Oye sin escuchar. Se sitúa tras
la pequeña barra que cada tarde convierte en un púlpito, sin dejar de mirar la hoja de papel donde
anota los asientos contables correspondientes a la consumición de cada
parroquiano. Ayer hablaba del fin del mundo, y sentenciaba el final de varias
relaciones amorosas en 2012 porque Júpiter iba a poner el ojo en todo lo que se
puede destruir para provocar la desaparición de lo estable. El otro día
vaticinaba sobre la caducidad del amor y se reía de quienes andaban
emparejados. Sin dejar de contar las monedas , miraba de soslayo a quienes
entraban al local con aspecto apesadumbrado.
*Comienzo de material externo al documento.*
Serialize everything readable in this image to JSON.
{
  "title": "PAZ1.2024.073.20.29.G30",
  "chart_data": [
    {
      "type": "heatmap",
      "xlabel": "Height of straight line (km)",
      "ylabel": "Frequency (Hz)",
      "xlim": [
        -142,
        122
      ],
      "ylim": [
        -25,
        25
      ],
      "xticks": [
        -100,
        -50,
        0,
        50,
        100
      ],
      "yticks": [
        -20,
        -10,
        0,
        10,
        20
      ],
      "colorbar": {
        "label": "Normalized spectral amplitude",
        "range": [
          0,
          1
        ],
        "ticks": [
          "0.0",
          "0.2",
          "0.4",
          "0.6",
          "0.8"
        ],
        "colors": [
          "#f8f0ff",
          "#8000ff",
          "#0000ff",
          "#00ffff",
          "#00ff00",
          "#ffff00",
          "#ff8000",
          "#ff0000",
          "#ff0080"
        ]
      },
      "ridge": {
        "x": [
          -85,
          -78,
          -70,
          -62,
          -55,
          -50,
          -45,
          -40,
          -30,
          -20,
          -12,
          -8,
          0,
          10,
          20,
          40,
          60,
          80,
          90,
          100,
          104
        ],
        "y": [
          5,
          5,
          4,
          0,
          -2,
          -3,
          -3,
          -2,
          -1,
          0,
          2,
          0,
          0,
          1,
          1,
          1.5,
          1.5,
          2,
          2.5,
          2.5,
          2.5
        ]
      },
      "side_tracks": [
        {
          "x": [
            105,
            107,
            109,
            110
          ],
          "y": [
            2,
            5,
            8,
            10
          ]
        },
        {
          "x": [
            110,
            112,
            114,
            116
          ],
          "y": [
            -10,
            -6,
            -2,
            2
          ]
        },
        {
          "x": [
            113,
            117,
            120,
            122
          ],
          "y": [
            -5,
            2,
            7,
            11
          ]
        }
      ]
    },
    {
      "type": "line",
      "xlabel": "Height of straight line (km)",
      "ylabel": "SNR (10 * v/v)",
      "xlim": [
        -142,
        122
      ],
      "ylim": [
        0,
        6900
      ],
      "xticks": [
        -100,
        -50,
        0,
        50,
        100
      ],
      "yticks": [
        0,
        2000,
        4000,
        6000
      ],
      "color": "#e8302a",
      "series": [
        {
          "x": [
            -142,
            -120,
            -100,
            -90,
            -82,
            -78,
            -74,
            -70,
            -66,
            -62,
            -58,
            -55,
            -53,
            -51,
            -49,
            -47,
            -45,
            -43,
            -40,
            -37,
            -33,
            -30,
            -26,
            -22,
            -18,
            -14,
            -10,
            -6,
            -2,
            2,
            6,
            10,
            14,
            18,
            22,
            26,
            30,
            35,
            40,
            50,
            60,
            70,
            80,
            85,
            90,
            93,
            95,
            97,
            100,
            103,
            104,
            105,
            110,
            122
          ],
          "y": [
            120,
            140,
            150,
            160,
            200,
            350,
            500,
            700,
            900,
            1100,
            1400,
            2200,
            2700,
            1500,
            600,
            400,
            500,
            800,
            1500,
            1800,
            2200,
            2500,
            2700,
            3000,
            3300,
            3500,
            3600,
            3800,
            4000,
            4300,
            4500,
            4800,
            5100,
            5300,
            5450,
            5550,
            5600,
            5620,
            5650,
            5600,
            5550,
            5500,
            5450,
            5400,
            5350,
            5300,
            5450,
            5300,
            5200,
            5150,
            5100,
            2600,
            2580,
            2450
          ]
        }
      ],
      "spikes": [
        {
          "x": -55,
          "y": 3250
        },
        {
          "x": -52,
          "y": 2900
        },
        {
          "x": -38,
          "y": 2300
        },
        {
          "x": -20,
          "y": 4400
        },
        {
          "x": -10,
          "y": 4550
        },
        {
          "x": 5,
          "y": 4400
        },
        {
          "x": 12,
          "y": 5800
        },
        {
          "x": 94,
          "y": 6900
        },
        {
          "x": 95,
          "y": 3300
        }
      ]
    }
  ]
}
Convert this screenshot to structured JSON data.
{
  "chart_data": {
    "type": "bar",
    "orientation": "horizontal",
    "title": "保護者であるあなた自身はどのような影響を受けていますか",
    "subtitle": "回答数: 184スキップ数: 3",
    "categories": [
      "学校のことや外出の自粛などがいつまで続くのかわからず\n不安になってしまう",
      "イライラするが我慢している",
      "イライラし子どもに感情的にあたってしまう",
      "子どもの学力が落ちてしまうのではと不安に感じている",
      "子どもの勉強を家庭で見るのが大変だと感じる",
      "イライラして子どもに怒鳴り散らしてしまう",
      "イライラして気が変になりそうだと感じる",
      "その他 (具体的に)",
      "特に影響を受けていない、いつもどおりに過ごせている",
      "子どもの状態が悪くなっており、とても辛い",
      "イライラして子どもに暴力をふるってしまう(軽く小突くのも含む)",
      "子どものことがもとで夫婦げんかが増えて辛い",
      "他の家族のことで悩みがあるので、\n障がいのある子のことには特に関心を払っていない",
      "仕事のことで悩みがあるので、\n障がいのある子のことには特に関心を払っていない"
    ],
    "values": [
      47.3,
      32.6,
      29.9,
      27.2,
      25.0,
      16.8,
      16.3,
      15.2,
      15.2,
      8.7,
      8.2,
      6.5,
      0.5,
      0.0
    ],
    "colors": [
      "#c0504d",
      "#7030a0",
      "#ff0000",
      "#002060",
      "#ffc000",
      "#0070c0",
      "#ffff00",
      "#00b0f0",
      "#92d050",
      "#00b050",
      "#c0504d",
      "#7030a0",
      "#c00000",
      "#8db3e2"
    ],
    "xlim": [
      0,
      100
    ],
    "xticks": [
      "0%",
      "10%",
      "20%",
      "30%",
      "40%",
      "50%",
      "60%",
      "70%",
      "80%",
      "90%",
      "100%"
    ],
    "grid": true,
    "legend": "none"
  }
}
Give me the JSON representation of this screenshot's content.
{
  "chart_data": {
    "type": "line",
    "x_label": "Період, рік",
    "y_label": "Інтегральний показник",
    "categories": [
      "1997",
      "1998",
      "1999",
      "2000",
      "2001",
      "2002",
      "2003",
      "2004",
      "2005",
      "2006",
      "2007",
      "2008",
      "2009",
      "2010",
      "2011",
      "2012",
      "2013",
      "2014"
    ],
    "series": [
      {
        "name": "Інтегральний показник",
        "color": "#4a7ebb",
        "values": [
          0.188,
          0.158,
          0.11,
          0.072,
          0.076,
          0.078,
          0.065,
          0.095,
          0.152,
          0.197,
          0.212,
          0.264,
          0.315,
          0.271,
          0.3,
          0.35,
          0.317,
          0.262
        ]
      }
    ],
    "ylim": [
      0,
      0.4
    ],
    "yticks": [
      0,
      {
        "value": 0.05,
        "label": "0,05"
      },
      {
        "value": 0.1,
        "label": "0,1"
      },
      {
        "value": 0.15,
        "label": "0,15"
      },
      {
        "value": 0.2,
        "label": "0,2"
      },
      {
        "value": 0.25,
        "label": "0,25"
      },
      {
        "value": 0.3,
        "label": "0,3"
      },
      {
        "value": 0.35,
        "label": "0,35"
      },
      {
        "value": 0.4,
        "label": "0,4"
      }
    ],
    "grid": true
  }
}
Habla del amor sin conocer ese sentimiento y la carencia le ha
dibujado un rictus de bebé insatisfecho, como si la madre le hubiese retirado
el pezón de golpe y ahora, décadas después, conserva el signo de ausencia en
una boca amarga de donde las sentencias se caen en cascada formando un
montículo de desagradables emociones alrededor de sí mismos. Estos nuevos
agoreros del mal agüero confunden
codicia y deseo; lealtad con
fidelidad; monedas por amor; tiempo por rígidos instantes de vacío; el futuro con el presente; la amistad en intercambio; la conversación en monólogo; y las relaciones, con un impenetrable solipsismo.